LONDON  - Britain is "increasingly concerned" about the use of chemical weapons in the Syrian conflict, Foreign Secretary William Hague said on Monday, warning that "the world is watching".
Speaking in the House of Commons, Hague also said Britain and France would continue to press for a lifting of the EU embargo blocking the delivery of weapons to the Syrian opposition despite one rebel group's pledge of allegiance to Al-Qaeda.
"The UK is increasingly concerned that there is evidence of the use of chemical weapons in Syria. These allegations must be fully and urgently investigated," Hague told lawmakers during an update on last week's G8 ministerial meeting in London.
"We welcome the UN secretary general's announcement of an investigation into the allegations and again call on the Syrian regime to cooperate fully and allow the investigation unfettered access to all areas.
"They should take heed that the world is watching and those who order the use of chemical weapons or participate in their use must be held to account."
Hague refused to comment on media reports that British military scientists who have analysed soil samples smuggled out of Syria have found forensic evidence that chemical weapons have been used.
Addressing the issue of support for the opposition forces fighting President Bashar al-Assad's regime, Hague stressed that Britain had taken no decision to arm the rebels but continued to work with France to lift the EU embargo. "The UK and France argue that we will need further amendments to the EU arms embargo or even to lift it altogether," Hague said.
"As things stand we need greater flexibility if we decide urgent action is necessary, for example in response to a specific incident, or continued grave deterioration on the ground, or to create the conditions for a successful political transition."
He acknowledged concerns that weapons could fall into the wrong hands, which were amplified by last week's announcement by the Al-Nusra Front that it was pledging allegiance to Al-Qaeda chief Ayman al-Zawahiri.

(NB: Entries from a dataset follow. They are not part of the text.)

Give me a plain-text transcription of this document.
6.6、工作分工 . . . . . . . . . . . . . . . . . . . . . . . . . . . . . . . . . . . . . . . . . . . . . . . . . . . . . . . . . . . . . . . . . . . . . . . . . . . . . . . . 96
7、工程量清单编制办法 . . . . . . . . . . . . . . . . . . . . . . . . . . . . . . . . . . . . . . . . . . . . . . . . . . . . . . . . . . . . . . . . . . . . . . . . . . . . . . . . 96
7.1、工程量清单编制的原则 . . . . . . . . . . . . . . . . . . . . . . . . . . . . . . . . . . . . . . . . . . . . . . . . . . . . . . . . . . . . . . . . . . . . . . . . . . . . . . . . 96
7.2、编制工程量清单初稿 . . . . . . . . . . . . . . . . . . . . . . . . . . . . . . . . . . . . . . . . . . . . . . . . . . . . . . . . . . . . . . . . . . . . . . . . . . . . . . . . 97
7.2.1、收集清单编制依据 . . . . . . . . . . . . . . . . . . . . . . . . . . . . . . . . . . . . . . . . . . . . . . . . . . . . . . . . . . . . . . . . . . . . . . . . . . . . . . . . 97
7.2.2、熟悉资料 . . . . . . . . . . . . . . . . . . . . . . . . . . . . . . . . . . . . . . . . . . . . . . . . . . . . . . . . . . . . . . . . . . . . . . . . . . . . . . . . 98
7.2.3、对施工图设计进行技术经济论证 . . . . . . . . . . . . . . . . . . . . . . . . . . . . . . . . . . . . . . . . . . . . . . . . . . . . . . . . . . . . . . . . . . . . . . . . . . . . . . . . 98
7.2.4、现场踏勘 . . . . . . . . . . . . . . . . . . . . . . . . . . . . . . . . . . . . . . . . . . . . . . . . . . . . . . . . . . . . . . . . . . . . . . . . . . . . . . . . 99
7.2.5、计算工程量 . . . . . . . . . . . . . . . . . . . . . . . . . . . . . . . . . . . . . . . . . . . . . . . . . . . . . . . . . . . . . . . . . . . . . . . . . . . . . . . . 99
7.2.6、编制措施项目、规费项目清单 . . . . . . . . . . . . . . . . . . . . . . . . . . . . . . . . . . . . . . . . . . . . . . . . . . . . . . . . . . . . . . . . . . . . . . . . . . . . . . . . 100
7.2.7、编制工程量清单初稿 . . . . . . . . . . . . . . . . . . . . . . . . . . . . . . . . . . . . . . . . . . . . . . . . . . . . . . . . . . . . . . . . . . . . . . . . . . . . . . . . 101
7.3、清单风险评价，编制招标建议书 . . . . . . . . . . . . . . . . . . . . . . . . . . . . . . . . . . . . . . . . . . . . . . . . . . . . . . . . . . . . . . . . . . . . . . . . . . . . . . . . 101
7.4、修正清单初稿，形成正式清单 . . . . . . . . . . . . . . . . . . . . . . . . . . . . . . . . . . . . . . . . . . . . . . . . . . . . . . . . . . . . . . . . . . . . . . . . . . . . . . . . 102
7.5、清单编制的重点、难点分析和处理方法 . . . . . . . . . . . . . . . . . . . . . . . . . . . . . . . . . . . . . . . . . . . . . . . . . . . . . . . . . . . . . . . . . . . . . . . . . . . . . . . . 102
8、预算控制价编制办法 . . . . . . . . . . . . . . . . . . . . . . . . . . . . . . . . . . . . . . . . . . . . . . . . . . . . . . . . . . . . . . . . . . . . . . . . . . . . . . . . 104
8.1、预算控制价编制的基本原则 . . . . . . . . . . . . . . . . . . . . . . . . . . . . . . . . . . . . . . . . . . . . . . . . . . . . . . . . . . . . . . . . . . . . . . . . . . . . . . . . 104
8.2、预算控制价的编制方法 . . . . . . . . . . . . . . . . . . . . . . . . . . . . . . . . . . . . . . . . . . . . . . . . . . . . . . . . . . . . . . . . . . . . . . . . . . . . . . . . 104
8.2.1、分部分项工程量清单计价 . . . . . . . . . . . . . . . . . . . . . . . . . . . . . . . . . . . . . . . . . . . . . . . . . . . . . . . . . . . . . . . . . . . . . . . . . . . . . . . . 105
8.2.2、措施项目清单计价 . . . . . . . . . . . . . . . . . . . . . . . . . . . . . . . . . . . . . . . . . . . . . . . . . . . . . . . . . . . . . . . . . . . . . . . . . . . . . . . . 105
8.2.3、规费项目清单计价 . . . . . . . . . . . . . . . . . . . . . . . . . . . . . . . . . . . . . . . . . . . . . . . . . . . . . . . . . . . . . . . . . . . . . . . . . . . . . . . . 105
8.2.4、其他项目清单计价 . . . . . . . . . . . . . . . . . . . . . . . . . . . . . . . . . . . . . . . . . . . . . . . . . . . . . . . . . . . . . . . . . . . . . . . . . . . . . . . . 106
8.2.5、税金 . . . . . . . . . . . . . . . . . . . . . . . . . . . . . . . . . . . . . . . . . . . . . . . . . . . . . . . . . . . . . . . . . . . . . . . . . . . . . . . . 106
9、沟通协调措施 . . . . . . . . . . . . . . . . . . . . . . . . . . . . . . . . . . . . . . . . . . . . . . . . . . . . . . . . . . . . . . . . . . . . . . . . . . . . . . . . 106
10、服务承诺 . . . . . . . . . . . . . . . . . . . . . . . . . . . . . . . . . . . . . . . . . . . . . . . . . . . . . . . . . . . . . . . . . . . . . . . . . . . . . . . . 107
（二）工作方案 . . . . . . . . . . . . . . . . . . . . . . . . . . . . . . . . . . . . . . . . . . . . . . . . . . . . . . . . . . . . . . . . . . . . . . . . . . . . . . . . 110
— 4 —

Meanwhile, Syria's air force on Monday carried out several air strikes on rebel enclaves in and around Damascus, while fresh clashes between troops and rebels raged to the east of the capital, a monitoring group said.
"At least one civilian was killed in an air strike on Qaboon" in northeast Damascus, the Syrian Observatory for Human Rights said, "while regime troops pounded the district of Jubar" in the east. Amateur video distributed by the Syrian Revolution General Commission (SRGC), a network of activists on the ground, showed a cloud of grey smoke rising after the air raid. The regime also used warplanes to bombard the rebel-held towns of Yabroud, Douma and Harasta east of Damascus, as well as Sbeineh southwest of the capital, said the Observatory.
Meanwhile, "fierce clashes raged on the edges of Jubar (in eastern Damascus), near Abbasiyeen square," said the group.
Rebels view the square as a strategic target because it lies well within the confines of the capital, the regime's main bastion of power.
The SRGC, meanwhile, reported the army's use of heavy artillery fire on Yarmuk in southern Damascus, with tanks also striking other rebel enclaves nearby. Violence rages daily in southern Damascus, with rebels holding the outer edges of several districts, while the regime tries to push them out.
Germany on Monday airlifted more than 30 badly wounded Syrian refugees from Jordan for medical care in its hospitals in what it called a "humanitarian gesture" amid the bloody civil war.
 The injured, among them women and children, were flown aboard a specially equipped air force plane and were to be transferred to four German military hospitals in cities including Berlin and Hamburg.
"The civil war in Syria has already claimed far too many lives," said Westerwelle at a press conference with Arab League chief Nabil al-Arabi.
"We want to make a small contribution to lessen the unimaginable suffering of the people of Syria, and we want to show that Germany at this time of hardship is especially close to the Syrian people."
Syrian opposition chief Ahmed Moaz al-Khatib had requested the help - believed to be the first medical airlift of its kind by a European nation amid the more than two-year-old Syrian conflict.
Westerwelle refused to be drawn on whether any rebel fighters were among the wounded, saying that the 36 patients were selected strictly according to medical, not political criteria.
"If someone is lying on the operating table and must be saved, then the doctor doesn't ask, 'how were you injured?', but 'how can we help?' - and that's how Germany is looking at it," said Westerwelle.
He called the medical airlift "a humanitarian gesture" that was meant to strengthen the status and authority of the moderate opposition forces, which were a "visible, credible alternative to the Assad regime."
A foreign ministry spokesman said Germany might organise similar airlifts in future, but that no further flights were planned as yet.
Last month Germany said it was ready to take in another 5,000 Syrian refugees in coming months, raising the total to about 13,000 since early 2012.
The conflict in Syria, which started as a political uprising against the regime of President Bashar al-Assad, has now claimed some 70,000 lives, according to the United Nations.